Carriers (2009), scritto e diretto dai fratelli Àlex e David Pastor, catalani di Barcellona, appartiene al sempre fecondo genere post-apocalittico proponendone l'ennesima declinazione in cui - alla stregua del recente The Road - lo spettatore non è informato su cosa abbia scatenato l'immane catastrofe (in questo caso un contagio), gli basta sapere che i pochi scampati alla decimazione della razza umana avanzano lungo il racconto cercando solo, costi quel che costi, di sopravvivere. Nell'ipotesi di un mondo degenerato all'improvviso, quindi, l'unico modo per salvare la pelle risulta quello di accantonare ogni regola civile e cominciare a pensare come un animale selvatico. Meglio: come un predatore. Una prospettiva che non ci mette molto a diventare sacra per Brian (un aitante Chris Pine in fase ante-Star Trek), il giovane protagonista che a bordo di una delle tante macchine trovate lungo il cammino viaggia in fuga dall'epidemia sul confine tra Texas e Messico (splendidamente fotografato, va detto!) assieme al fratello Danny, la fidanzata Bobby e l'amica «particolare» Kate. La loro meta, un cadente alberghetto on the beach dove i fratelli trascorrevano felici vacanze adolescenziali, incarna la flebile, nonché vana, speranza di ritrovare la perduta normalità.

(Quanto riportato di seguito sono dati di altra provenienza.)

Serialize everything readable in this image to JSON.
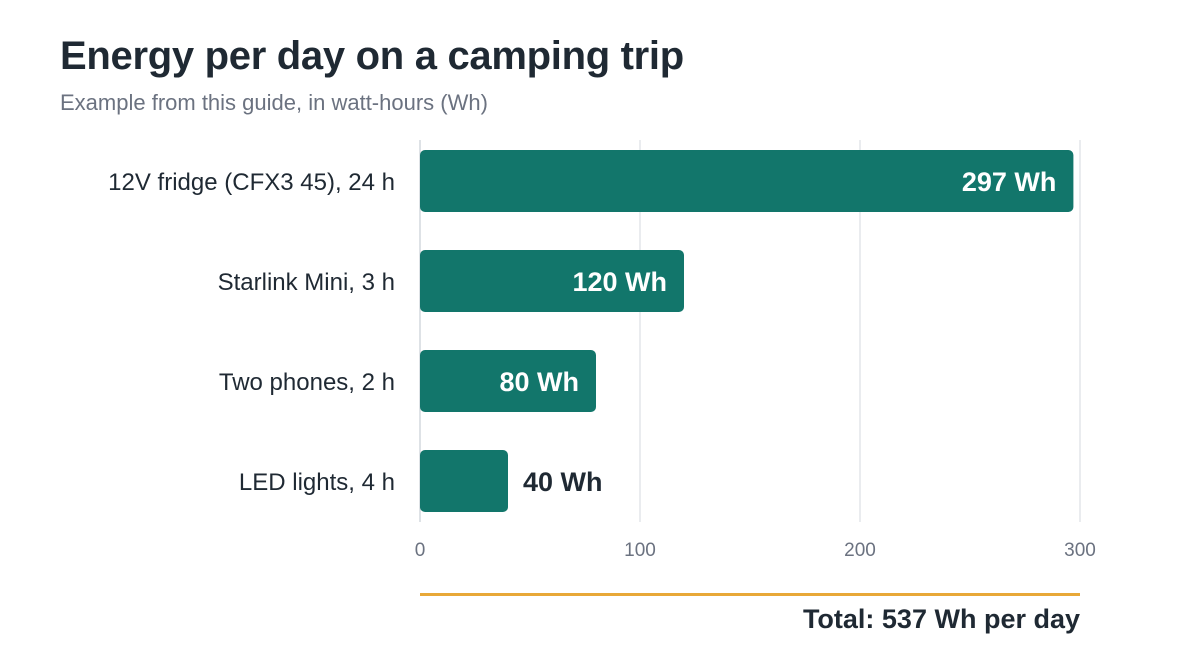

Il film, pur non proponendo di fatto alcunché di nuovo, è per certi versi eccezionale, mostrandoci come basti poco (quando si ha talento) a irretire verosimilmente il pub- blico per rivelarsi decisamente bello e appassionante in numerosi suoi momenti. Anzitutto per la capacità che i Pastor hanno di sfruttare con maestria il risicato budget a disposizione, non sprecandosi in un inutile tripudio di effetti speciali, con panoramiche di città infuocate e masse di contagiati belanti in claudicante avanzamento; no, il lavoro dei due cineasti spagnoli procede piuttosto per sottrazione filtrando con dedizione meticolosa l'essenza dei modelli di riferimento (l'australiano Interceptor sicuramente tra tutti), evitando di perdersi nel citazionismo più bieco e focalizzando sulla disponibilità di benzina da parte degli scampati il suo asse portante (al riguardo non c’è dubbio quanto sia azzeccato il titolo del film: «carriers» è infatti termine che può riferirsi tanto ai vettori del virus - gli esseri umani - quanto ai mezzi di trasporto che permettono la salvezza).
Nei suoi stringati 84 minuti di durata la pellicola, girata con indubbia competenza tecnica e prodotta in America due anni prima dell'uscita, inanella in maniera non banale bei momenti di tensione, mettendo in scena nel modo più cruento scontri che richiedono decisioni estreme sul piano degli affetti più cari (inutile accennare di più, lo spoiler è in agguato). Certo, qua e là taluni sviluppi potevano essere meglio acconciati (quando Pine gioca a golf in mezzo al nulla, per esempio, era un momento che magari avrebbe offerto spunti di riflessione notevole sulla caducità delle cose) ma Carriers è la riprova di come si possa ancora giocare con gli stereotipi, soprattutto nel cinema di genere, basta saperlo fare con la dovuta sobrietà, e la scelta di mostrare un'«apocalisse minimalista» (come la chiama Elvezio Sciallis sul La Tela Nera) anziché depauperare di mordente la storia la impreziosisce d'un mood tutto suo, che evita i luoghi comuni per raccontare la carne che viene consumata dal morbo, il dolore che si sostituisce alla coscienza e l'istinto che predomina sulle emozioni. Bello, notevole, da segnalare.